C'est du bruit
C'est du bruit

Court-métrage de Pauline Laplace (2015)

J’ai rarement vu un film aussi mauvais. Un film témoin de certaines dérives d’auteurs issus de catégories sociales favorisées qui se sentent proches des pauvres gens et croient possible de parler à leur place. Des réalisateurs qui se sentent investis de la mission de donner la parole à des gens souvent caricaturés et tenus à l’écart des médias, par exemple des habitants de cités, et qui ont donc ici pour ambition de donner une image positive d’une banlieue qu’ils croient connaître. Mais inconsciemment, ces auteurs proposent en fait un discours méprisant sur ces gens, paternaliste malgré des intentions louables.


Le film commence par une phrase inscrite en blanc sur un fond noir : « Afin de commémorer la première guerre mondiale, une tranchée est creusée dans toutes les banlieues françaises » et puis le film commence, mais on ne saura rien de plus de cette initiative et de ses fondements même si on peut imaginer que Pauline Laplace souhaite se gausser de la commémorationnite aigüe qui touche en ce moment le pays au sujet de ce conflit.


On est à Nanterre, dans une cité, une tranchée sera édifiée au centre d’un petit parc.
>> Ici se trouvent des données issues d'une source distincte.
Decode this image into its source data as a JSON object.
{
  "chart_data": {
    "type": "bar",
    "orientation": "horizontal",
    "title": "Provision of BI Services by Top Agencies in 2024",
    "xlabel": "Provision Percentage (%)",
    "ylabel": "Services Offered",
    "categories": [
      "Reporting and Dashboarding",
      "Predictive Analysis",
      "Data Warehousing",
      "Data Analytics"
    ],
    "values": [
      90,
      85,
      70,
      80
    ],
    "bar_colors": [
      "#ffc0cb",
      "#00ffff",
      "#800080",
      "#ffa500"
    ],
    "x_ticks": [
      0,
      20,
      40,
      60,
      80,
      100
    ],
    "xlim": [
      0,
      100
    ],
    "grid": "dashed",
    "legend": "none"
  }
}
Les travaux commencent, et les badauds commentent la situation. Un gars plus âgé explique à des jeunes : ils vont faire une tranchée puis « ils vont mettre une grosse plaque : 14-18, Napoléon ». Pourquoi lui fait-on dire ça ? Pour pointer l’inculture historique des banlieusards ? C’est pourtant ici un homme qui semble détenir une forme d’expertise face aux jeunes. Je trouve que ça n’a strictement aucun intérêt de lui faire dire ça, de lui faire débiter cette ânerie. Pour habiter en banlieue, dans une cité comme on dit, je peux vous dire que s’il y a des ignares, comme partout, il y a aussi des gens très cultivés, qui en savent bien plus sur l’histoire de France que beaucoup de Français dits de souche. A quoi bon présenter un type inculte ? Si ce n’est exprimer une forme de misérabilisme au sujet des banlieues. Oui, il y a plein de gens en difficulté en banlieue, mais quel intérêt de les enfoncer plus bas qu’ils ne sont ?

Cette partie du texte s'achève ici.